All in all it was a great day. The one regret we had was that nobody told us about bathing suits. The master never said a word. Maybe he didn’t want our mothers going to the expense of buying togs and our using them only once. We would have dearly loved to strip off and dive into the sea and frolic around in the water like we saw some other children do. We really envied them and the bathers running against the high incoming waves and being covered over for an instant and then washed in towards the shore. We saw men swim out to sea and I was as jealous of them as I was of the seagulls who had the best of three worlds. I was firmly planted in one.
It was time to head back for the village of Glenbeigh. On our way past the eating house we saw a woman in a white apron selling sea grass. We decided to invest in a pennyworth. It was of a purple shade and tasted very bitter and salty but after a time we got used to chewing it. We weren’t too keen on swallowing the sea grass so when it was all chewed up we spat it out. The master thought our conduct was disgusting. We went back and bought another few pennyworths of it to bring home. When we reached the village I counted my money and with what we had left my brother and I bought sweets f
or those at home and a barmbrack type cake for my mother. The train came into the station. When the engine stopped, steam seemed to escape through every bit of it. We climbed in and when the porter banged the door shut and the guard waved his green flag and blew his whistle the train chuffed out and we all began to sing. Sullivan from Ballaugh had two lines of a song which went:
We came to see sights that would dazzle the eye,
But all that we saw was the mountain and sky!
And we chimed in with,
We saw the sea, ah ha, ah ha, we saw the sea!

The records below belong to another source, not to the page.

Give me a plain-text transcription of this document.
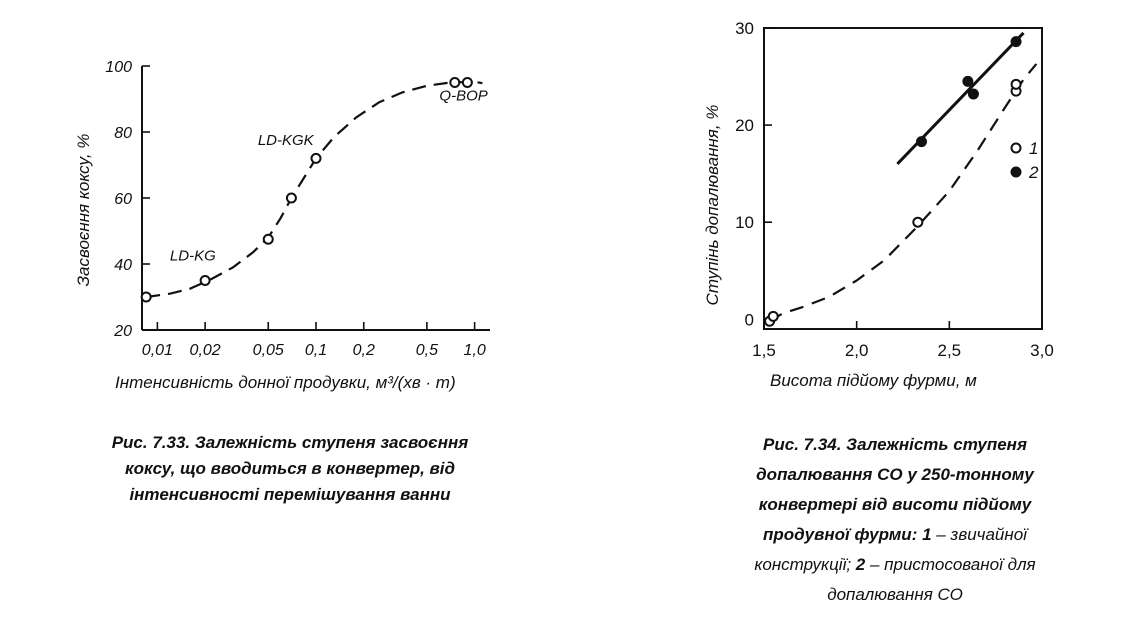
0,01 0,02 0,05 0,1 0,2	0,5 1,0
20
40
60
80
100
LD-KG
LD-KGK
Q-BOP
Засвоєння коксу, %
Інтенсивність донної продувки, м³/(хв · т)
1,5	2,0	2,5	3,0
0
10
20
30
1
2
Ступінь допалювання, %
Висота підйому фурми, м
Рис. 7.33. Залежність ступеня засвоєння
коксу, що вводиться в конвертер, від
інтенсивності перемішування ванни
Рис. 7.34. Залежність ступеня
допалювання СО у 250-тонному
конвертері від висоти підйому
продувної фурми: 1 – звичайної
конструкції; 2 – пристосованої для
допалювання СО
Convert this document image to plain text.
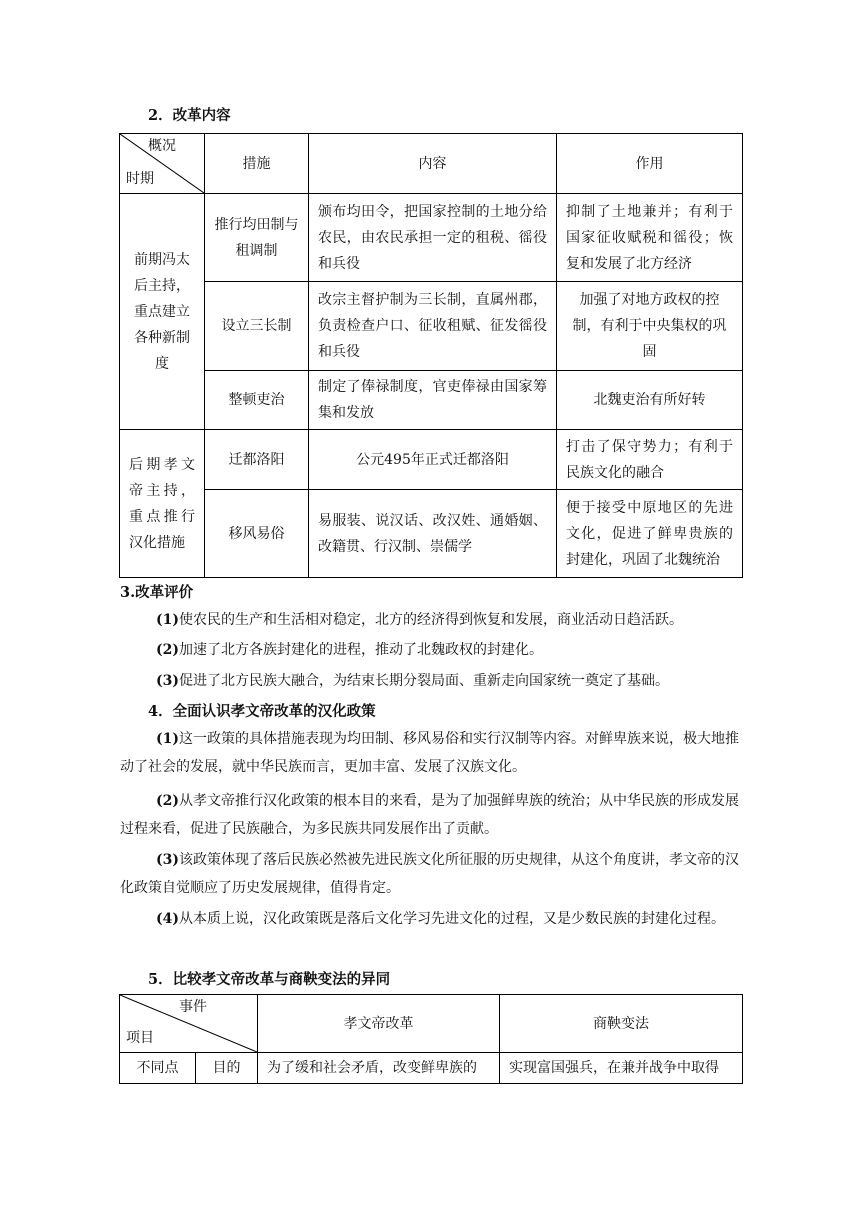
2．改革内容
概况
时期	措施	内容	作用
前期冯太后主持，重点建立各种新制度	推行均田制与租调制	颁布均田令，把国家控制的土地分给农民，由农民承担一定的租税、徭役和兵役	抑制了土地兼并；有利于国家征收赋税和徭役；恢复和发展了北方经济
	设立三长制	改宗主督护制为三长制，直属州郡，负责检查户口、征收租赋、征发徭役和兵役	加强了对地方政权的控制，有利于中央集权的巩固
	整顿吏治	制定了俸禄制度，官吏俸禄由国家筹集和发放	北魏吏治有所好转
后期孝文帝主持，重点推行汉化措施	迁都洛阳	公元495年正式迁都洛阳	打击了保守势力；有利于民族文化的融合
	移风易俗	易服装、说汉话、改汉姓、通婚姻、改籍贯、行汉制、崇儒学	便于接受中原地区的先进文化，促进了鲜卑贵族的封建化，巩固了北魏统治
3.改革评价
(1)使农民的生产和生活相对稳定，北方的经济得到恢复和发展，商业活动日趋活跃。
(2)加速了北方各族封建化的进程，推动了北魏政权的封建化。
(3)促进了北方民族大融合，为结束长期分裂局面、重新走向国家统一奠定了基础。
4．全面认识孝文帝改革的汉化政策
(1)这一政策的具体措施表现为均田制、移风易俗和实行汉制等内容。对鲜卑族来说，极大地推动了社会的发展，就中华民族而言，更加丰富、发展了汉族文化。
(2)从孝文帝推行汉化政策的根本目的来看，是为了加强鲜卑族的统治；从中华民族的形成发展过程来看，促进了民族融合，为多民族共同发展作出了贡献。
(3)该政策体现了落后民族必然被先进民族文化所征服的历史规律，从这个角度讲，孝文帝的汉化政策自觉顺应了历史发展规律，值得肯定。
(4)从本质上说，汉化政策既是落后文化学习先进文化的过程，又是少数民族的封建化过程。
5．比较孝文帝改革与商鞅变法的异同
事件
项目		孝文帝改革	商鞅变法
不同点	目的	为了缓和社会矛盾，改变鲜卑族的	实现富国强兵，在兼并战争中取得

When we changed trains at Farranfore my brother and I broke company and joined with the boys in another compartment to see what the fun was like. Not so good. They were mostly a crowd from Minish and one of them got sick after chewing too much sea grass. We had to pull the leather strap very quick so that he could put his head out the window. With every heave we all went ‘Aaaah!’ to give him encouragement. His brother took umbrage at this and a row developed. They shouted at us, ‘Bealach an chabáiste!’ (Ballaugh of the cabbage; market gardening was a sideline by the small farmers there) and we shouted at them, ‘Minish hold the bag!’ In no time the dukes were up and fists flew. Even the sick man turned from the window and joined in the melêe. There would have been skin and hair flying only that the train stopped at Ballyhar. My brother and I got out and joined the Ballaugh crowd in another carriage for what turned out to be an uneventful final run into Killarney.